In the situation I am looking at the nitinol is set in a flat of strait position, while the Al is set in a curved position. When I heat the nitinol the Young's modulus of the material changes from 28 GPa to 82 GPa resulting in a change of the curve.

I found that by assuming the nitinol and the Al, each have the same thickness when bonded, ignoring the bond material, I could calculate the curve of the composite cross section (bit of a tongue twister) with a changing Young's Modulus of nitinol. However when I tried to figure in the varying thickness of the two materials in a real case, I was unable to calculate it. I mathematically determined at what strain the Al and Nitinol will reside, by simply calculating how much strain on each material, produces the same force on each other, but this only works with the same thickness to my understanding (i.e. I just starred at a piece of paper for a while to figure it out for a cross section of the material, using the Young's modulus, and flexural strain equation to figure it out).

Thanks,
-scott

## What is the formula for calculating force required for specific strain?

The formula for calculating force required for specific strain is F = k * ΔL, where F represents the force, k is the spring constant, and ΔL is the change in length or strain.

## What is the unit of measurement for force required for specific strain?

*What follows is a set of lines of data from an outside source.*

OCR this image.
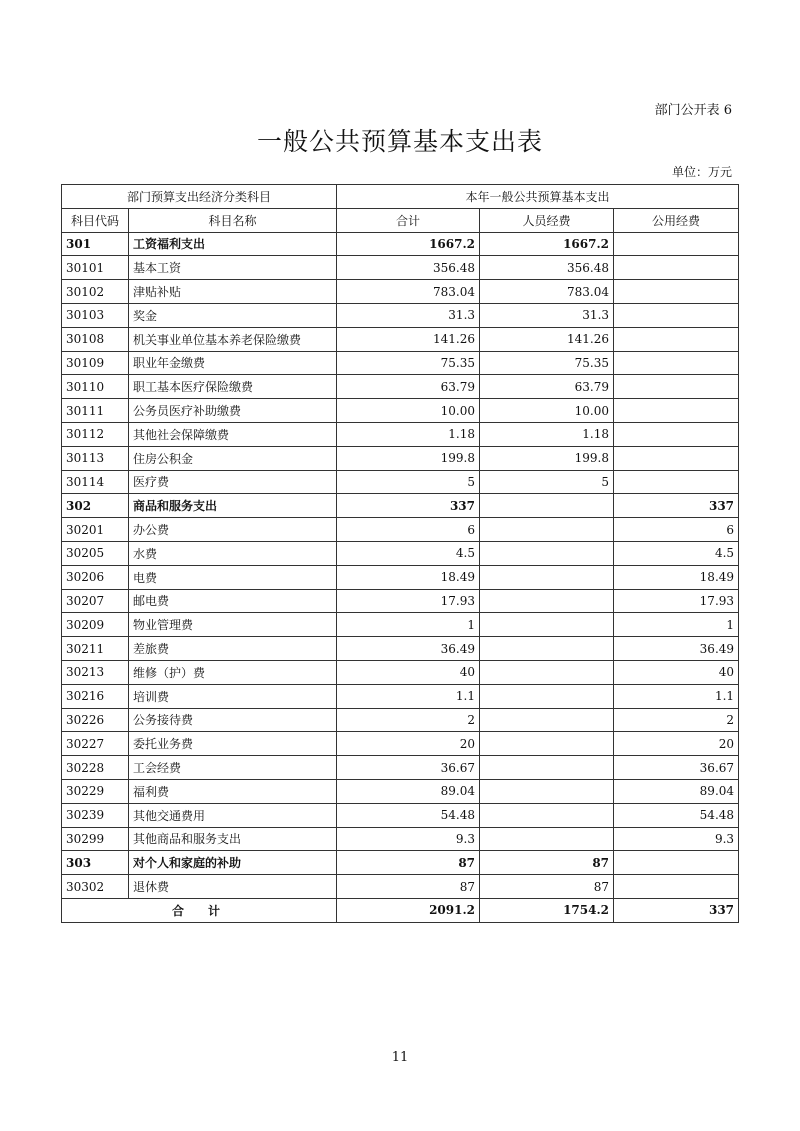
部门公开表 6
一般公共预算基本支出表
单位：万元
部门预算支出经济分类科目		本年一般公共预算基本支出		
科目代码	科目名称	合计	人员经费	公用经费
301	工资福利支出	1667.2	1667.2	
30101	基本工资	356.48	356.48	
30102	津贴补贴	783.04	783.04	
30103	奖金	31.3	31.3	
30108	机关事业单位基本养老保险缴费	141.26	141.26	
30109	职业年金缴费	75.35	75.35	
30110	职工基本医疗保险缴费	63.79	63.79	
30111	公务员医疗补助缴费	10.00	10.00	
30112	其他社会保障缴费	1.18	1.18	
30113	住房公积金	199.8	199.8	
30114	医疗费	5	5	
302	商品和服务支出	337		337
30201	办公费	6		6
30205	水费	4.5		4.5
30206	电费	18.49		18.49
30207	邮电费	17.93		17.93
30209	物业管理费	1		1
30211	差旅费	36.49		36.49
30213	维修（护）费	40		40
30216	培训费	1.1		1.1
30226	公务接待费	2		2
30227	委托业务费	20		20
30228	工会经费	36.67		36.67
30229	福利费	89.04		89.04
30239	其他交通费用	54.48		54.48
30299	其他商品和服务支出	9.3		9.3
303	对个人和家庭的补助	87	87	
30302	退休费	87	87	
合　计		2091.2	1754.2	337
11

The unit of measurement for force required for specific strain is Newton (N), which is the SI unit for force.

## How do you determine the spring constant for calculating force required for specific strain?

The spring constant can be determined by dividing the applied force by the change in length or strain. This is represented by the equation k = F/ΔL.

## What factors can affect the accuracy of calculating force required for specific strain?

The accuracy of calculating force required for specific strain can be affected by factors such as the accuracy of measuring tools, variations in material properties, and external factors like temperature and humidity.

## Can force required for specific strain be negative?

Yes, force required for specific strain can be negative if the applied force causes the material to compress, resulting in a negative change in length or strain. This can occur with certain types of materials or under specific conditions.